La vente de temples protestants est rare en Suisse, et soumise à des conditions sévères. L’architecte qui a acheté le temple réformé Saint-Léonard à Saint-Gall a dû ainsi s’engager à céder à la paroisse la moitié du bénéfice en cas de revente dans les dix ans, à utiliser le bâtiment dans un but exclusivement culturel, à consulter le Conseil de paroisse s’il entend modifier cet usage et à mettre le baptistère de 1656 à disposition de la paroisse, sans contrepartie financière. L’Eglise réformée de Bâle-Ville préfère louer ses bâtiments surnuméraires à des communautés chrétiennes en quête de lieux de culte, comme l’Eglise orthodoxe serbe installée au temple Saint-Alban ou la communauté pentecôtiste qui occupe la Martinskirche. La paroisse réformée de Berne-Ville, bien que disposant également d’un patrimoine surdimensionné (infrastructure destinée à plus de 100'000 personnes, alors que la paroisse ne compte plus que 64'000 membres), juge « hors de question » de vendre un lieu de culte. Il en va de même dans le canton de Vaud, où les communes mettent les lieux de culte à disposition de l’Eglise réformée. La vente d’un temple y est actuellement « politiquement impensable », selon le pasteur Antoine Reymond, membre du Conseil synodal à plein temps.

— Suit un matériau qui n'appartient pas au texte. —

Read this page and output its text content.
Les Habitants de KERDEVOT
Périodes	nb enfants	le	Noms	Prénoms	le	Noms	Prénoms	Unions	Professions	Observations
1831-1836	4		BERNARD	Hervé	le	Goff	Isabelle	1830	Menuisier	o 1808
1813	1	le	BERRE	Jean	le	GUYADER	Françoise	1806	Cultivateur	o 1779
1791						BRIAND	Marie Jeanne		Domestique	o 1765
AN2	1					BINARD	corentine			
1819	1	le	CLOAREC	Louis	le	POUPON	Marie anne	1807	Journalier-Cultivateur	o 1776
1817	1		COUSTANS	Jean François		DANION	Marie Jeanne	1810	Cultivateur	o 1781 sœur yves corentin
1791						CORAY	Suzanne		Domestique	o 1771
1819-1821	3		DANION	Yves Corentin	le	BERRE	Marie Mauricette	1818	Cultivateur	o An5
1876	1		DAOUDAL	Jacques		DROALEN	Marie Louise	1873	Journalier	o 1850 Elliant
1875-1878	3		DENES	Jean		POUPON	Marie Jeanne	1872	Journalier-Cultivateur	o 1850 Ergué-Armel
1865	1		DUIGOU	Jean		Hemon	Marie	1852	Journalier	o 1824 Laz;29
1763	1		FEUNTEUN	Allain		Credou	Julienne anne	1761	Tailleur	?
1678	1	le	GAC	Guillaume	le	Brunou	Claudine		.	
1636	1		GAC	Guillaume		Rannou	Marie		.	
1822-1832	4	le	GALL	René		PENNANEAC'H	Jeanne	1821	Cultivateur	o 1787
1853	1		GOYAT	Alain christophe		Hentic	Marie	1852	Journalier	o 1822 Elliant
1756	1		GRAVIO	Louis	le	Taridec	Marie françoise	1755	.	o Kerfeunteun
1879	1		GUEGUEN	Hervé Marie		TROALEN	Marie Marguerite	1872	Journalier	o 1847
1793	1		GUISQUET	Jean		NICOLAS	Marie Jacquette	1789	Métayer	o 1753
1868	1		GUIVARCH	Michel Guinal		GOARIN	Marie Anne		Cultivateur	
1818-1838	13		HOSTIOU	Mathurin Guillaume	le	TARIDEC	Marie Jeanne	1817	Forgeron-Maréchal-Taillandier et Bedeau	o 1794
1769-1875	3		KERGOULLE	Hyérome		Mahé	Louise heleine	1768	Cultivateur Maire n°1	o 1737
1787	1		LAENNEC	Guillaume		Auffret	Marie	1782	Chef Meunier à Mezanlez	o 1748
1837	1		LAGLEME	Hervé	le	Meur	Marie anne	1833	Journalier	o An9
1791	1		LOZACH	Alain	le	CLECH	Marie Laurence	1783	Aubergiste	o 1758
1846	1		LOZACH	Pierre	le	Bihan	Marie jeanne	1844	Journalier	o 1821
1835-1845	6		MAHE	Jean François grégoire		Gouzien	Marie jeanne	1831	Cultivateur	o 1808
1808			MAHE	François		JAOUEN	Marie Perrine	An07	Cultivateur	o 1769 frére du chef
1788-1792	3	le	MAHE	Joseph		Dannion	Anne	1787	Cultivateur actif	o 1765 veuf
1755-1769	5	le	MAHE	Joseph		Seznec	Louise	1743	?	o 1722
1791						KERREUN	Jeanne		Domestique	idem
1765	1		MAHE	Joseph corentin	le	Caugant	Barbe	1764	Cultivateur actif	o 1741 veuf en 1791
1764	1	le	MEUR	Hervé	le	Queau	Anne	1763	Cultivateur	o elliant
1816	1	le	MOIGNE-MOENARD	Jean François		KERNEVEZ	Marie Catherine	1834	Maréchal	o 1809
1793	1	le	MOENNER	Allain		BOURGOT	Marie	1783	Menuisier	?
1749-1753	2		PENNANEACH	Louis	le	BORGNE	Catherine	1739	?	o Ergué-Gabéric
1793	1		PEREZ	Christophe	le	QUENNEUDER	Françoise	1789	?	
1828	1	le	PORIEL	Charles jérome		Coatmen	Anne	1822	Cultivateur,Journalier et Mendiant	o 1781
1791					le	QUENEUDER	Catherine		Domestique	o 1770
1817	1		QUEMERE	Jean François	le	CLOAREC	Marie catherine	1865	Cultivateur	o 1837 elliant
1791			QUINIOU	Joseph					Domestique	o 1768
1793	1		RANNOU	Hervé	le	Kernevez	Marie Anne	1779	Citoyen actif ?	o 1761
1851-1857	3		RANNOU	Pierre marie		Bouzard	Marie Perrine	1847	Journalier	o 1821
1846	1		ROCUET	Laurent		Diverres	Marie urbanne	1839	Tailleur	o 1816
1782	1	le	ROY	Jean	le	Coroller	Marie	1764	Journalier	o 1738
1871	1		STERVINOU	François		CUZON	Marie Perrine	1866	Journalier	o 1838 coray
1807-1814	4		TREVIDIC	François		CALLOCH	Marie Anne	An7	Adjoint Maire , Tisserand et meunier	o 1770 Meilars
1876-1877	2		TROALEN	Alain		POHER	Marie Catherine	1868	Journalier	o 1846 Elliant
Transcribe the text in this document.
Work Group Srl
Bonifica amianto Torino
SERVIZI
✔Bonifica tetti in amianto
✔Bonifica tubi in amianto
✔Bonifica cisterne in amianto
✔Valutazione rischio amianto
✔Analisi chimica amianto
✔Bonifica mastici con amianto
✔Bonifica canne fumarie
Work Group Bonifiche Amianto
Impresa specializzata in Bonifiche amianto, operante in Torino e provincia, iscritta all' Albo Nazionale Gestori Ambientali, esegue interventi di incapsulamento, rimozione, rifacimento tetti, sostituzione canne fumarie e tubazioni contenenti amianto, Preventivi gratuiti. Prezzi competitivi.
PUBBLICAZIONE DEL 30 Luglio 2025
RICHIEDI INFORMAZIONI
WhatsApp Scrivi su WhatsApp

Céder l’usage d’un temple à d’autres églises chrétiennes se fait plus facilement. Les membres du Conseil des Eglises chrétiennes dans le canton de Vaud sont autorisés à organiser des célébrations dans la cathédrale, avec l’accord de l’Eglise réformée, pour peu qu’elles aient lieu le samedi soir ou en semaine, le dimanche et les fêtes chrétiennes étant réservés aux cultes. Les recommandations de la FEPS soulignent qu’ « aucun motif sérieux ne peut être avancé, du point de vue protestant, pour renoncer à céder l’usage d’un temple à d’autres Eglises chrétiennes », et notamment aux Eglises de migrants qui peinent à trouver des lieux pour leurs célébrations. De même, un temple peut parfaitement se muer en centre de formation (cours, séminaires, colloques), en centre culturel (expositions, concerts, théâtre comme dans la chapelle des Terreaux à Lausanne) ou en centre de rencontre à vocation sociale (dispensaire de rue, soupes populaires), ces formes d’utilisation correspondant à des domaines d’engagement de l’Eglise.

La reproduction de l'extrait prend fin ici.